In [None]:
!pip install causalml

Installing collected packages: ppft, pox, pathos, forestci, causalml
Successfully installed causalml-0.15.5 forestci-0.6 pathos-0.2.9 pox-0.3.6 ppft-1.7.7


In [None]:
import pandas as pd
import numpy as np
# causalml을 사용한 인과추론 분석 (X-learner 기반)
from causalml.inference.meta import BaseXLearner
from causalml.propensity import compute_propensity_score
from sklearn.ensemble import RandomForestRegressor
import matplotlib.pyplot as plt
import seaborn as sns
from sklearn.linear_model import LogisticRegression

from causalml.inference.meta import BaseSLearner, BaseTLearner, BaseXLearner, BaseRLearner, BaseDRLearner

# S-LEANER


In [None]:
from sklearn.linear_model import LinearRegression
from causalml.dataset import synthetic_data

np.random.seed(41)
# 사용 방법
num_features = 5
Y, X, T, tau, b, e = synthetic_data(mode=1, n=100, p=num_features)

In [None]:
# 모델 생성
model = LinearRegression()

# 데이터 준비
data_X = pd.DataFrame(X, columns = [ 'X'+str(i) for i in range(num_features) ] )
data_X['T'] = T

# 학습
model.fit(data_X, Y)

# 결과 확인
data_0 = data_X.copy()
data_1 = data_X.copy()

data_0['T']=0
data_1['T']=1

y0 = model.predict(data_0)
y1 = model.predict(data_1)

CATE = y1-y0

## 패키지 결과 확인

In [None]:
lrS = BaseSLearner(LinearRegression())

lrS.fit(X, T, Y) # fit
CATE_package = lrS.predict(X)

In [None]:
ATE = np.mean(CATE)
ATE_package = np.mean(CATE_package)

print(ATE)
print(ATE_package)

0.6730737424211355
0.6730737424211367


# T 러너

In [None]:
model0 = LinearRegression()
model1 = LinearRegression()

data_X_T0 = data_X[data_X['T']==0]
data_X_T1 = data_X[data_X['T']==1]

model0.fit(data_X_T0, Y[data_X['T']==0])
model1.fit(data_X_T1, Y[data_X['T']==1])

CATE_T = model1.predict(data_X)-model0.predict(data_X)
print(np.mean(CATE_T))

0.6185525659059508


In [None]:
lrT = BaseTLearner(LinearRegression(), LinearRegression())
lrT.fit(X, T, Y)
CATE_T_package = lrT.predict(X)

print(np.mean(CATE_T_package))

0.6185525659059506


# X 러너

In [None]:
data_X['Y'] = Y
df = data_X.copy()

df_0 = df[df['T']==0]
df_1 = df[df['T']==1]

In [None]:
X_list = ['X0', 'X1', 'X2', 'X3', 'X4']
model0 = LinearRegression()
model1 = LinearRegression()

# T러너 처럼 모델 2개로 학습시작
model0.fit(df_0[X_list], df_0['Y'])
model1.fit(df_1[X_list], df_1['Y'])

# 잔차 구하기
tau_hat_0 = model1.predict(df_0[X_list]) - df_0['Y'] # 만약, 처치를 했다면?
tau_hat_1 = df_1['Y'] - model0.predict(df_1[X_list]) # 만약 처치를 안했다면?
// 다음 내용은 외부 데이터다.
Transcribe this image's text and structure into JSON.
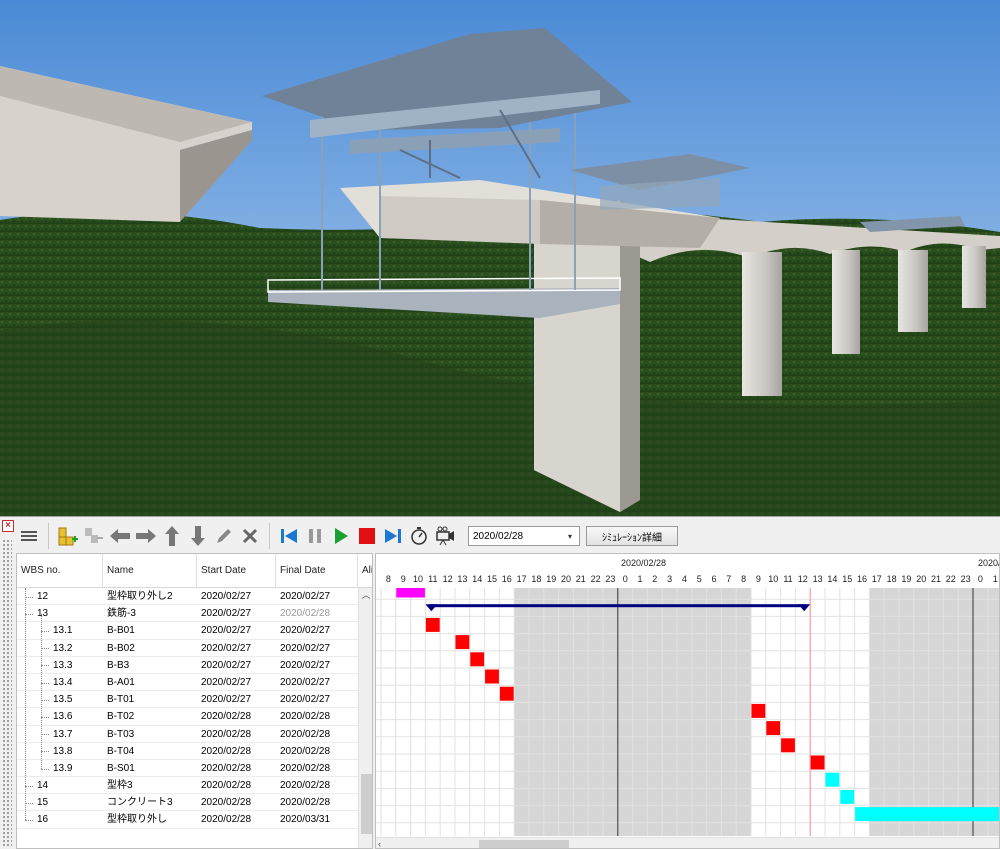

tau0_model = LinearRegression()
tau1_model = LinearRegression()

tau0_model.fit(df_0[X_list], tau_hat_0)
tau1_model.fit(df_1[X_list], tau_hat_1)

# 성향점수
ps_model = LogisticRegression()
ps_model.fit(df[X_list], df['T'])
e_x = ps_model.predict_proba(df[X_list])[:, 1]  # P(T=1 | X)

# τ̂₁(x), τ̂₀(x)
tau1_hat = tau1_model.predict(df[X_list])
tau0_hat = tau0_model.predict(df[X_list])

# 최종 X-Learner 추정값
CATE_X = e_x * tau0_hat + (1 - e_x) * tau1_hat
np.mean(CATE_X)


np.float64(0.6185525659059503)

In [None]:
lrX = BaseXLearner(learner = LinearRegression())
lrX.fit(X, T, Y)
CATE_X_package = lrX.predict(X)

print(np.mean(CATE_X_package))


0.6185525659059505